Improving the accuracy of LLM output is the central theme of each of these themes. There would be no discussion here if LLMs weren’t so good at their job when they are accurate. But they are very good. So, a key question is how to make them more accurate for all tasks and identify the accuracy threshold for various use cases.
Indeed, inaccurate information is everywhere. It’s on the internet, government websites, company websites, news sites, YouTube, Wikipedia, and just about every other niche of knowledge. You may note that these information sources also present the information as authoritative. Most of the errors are unintentional. However, it still happens, and we should not act as if LLMs are unique in their inaccuracy.

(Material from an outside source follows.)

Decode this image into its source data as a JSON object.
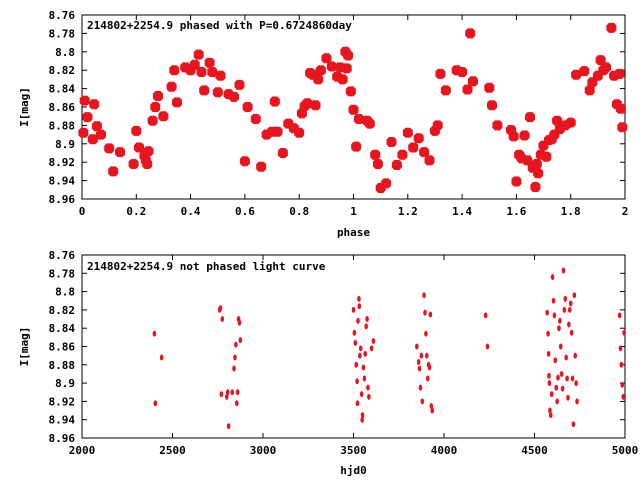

What is novel is that LLMs introduce a seemingly new category of inaccuracy, or one that is very rare among humans: hallucination. In human editorial terms, the root cause of inaccuracy often occurs when typos are not caught, the writer uses inaccurate source information, the interpretation of information is incorrect, or a key fact is misremembered. The source of the inaccuracy is generally easier to identify upon investigation than with LLMs, which connect vector data points in an untraceable sequence.
Since there is little near-term hope of eliminating or even tracing the source of the “hallucinations,” users have focused on techniques to reduce their occurrence. Fine-tuning, RAGs, and prompt engineering are the most popular approaches today. By far, the simplest and least costly of these is prompt engineering.
What it Means
This could be a particularly significant discovery. Fine-tuning is expensive and time-consuming. If domain specialization only requires refined prompt engineering, it could accelerate time-to-market and reduce cost. It also may undermine some of the arguments behind creating custom models. If you can get the same or better performance from a general-purpose foundation model, why would you go to the trouble of creating your own?
Well, it’s not quite that simple. Accuracy is only one of the reasons why companies are looking at creating customized LLMs. As I pointed out in yesterday’s post about NVIDIA’s NeMo framework and tools for customized AI models, data privacy, data and application security, cost, and competitive advantage are also important motivations.
At the same time, we should not read too much into the study. The authors still seem to believe that LLMs have emergent properties based on one of the paper’s citations when there is considerable disagreement on that point and a study that concluded the claim was based on information influenced by test measurement bias. Other points to ponder:
Is the performance of GPT-4 with custom prompting matched by other foundation models, or is there something unique about its design, training, and inference?
Would a fine-tuned version of GPT-4 combined with the specialized prompt techniques provide even better results?
Microsoft’s researchers acknowledged that the combinatorial effects of multiple techniques may deliver even better results.
While our investigation focuses on exploring the power of prompting generalist models, we believe that fine-tuning, and other methods of making parametric updates to foundation models are important research avenues to explore, and may offer synergistic benefits to prompt engineering.
As I mentioned, there are many reasons why an enterprise may decline to use GPT-4, even if it is the best model. However, Medprompt suggests new benchmarking techniques should be used to compare a specialty model’s performance against generalized foundation models.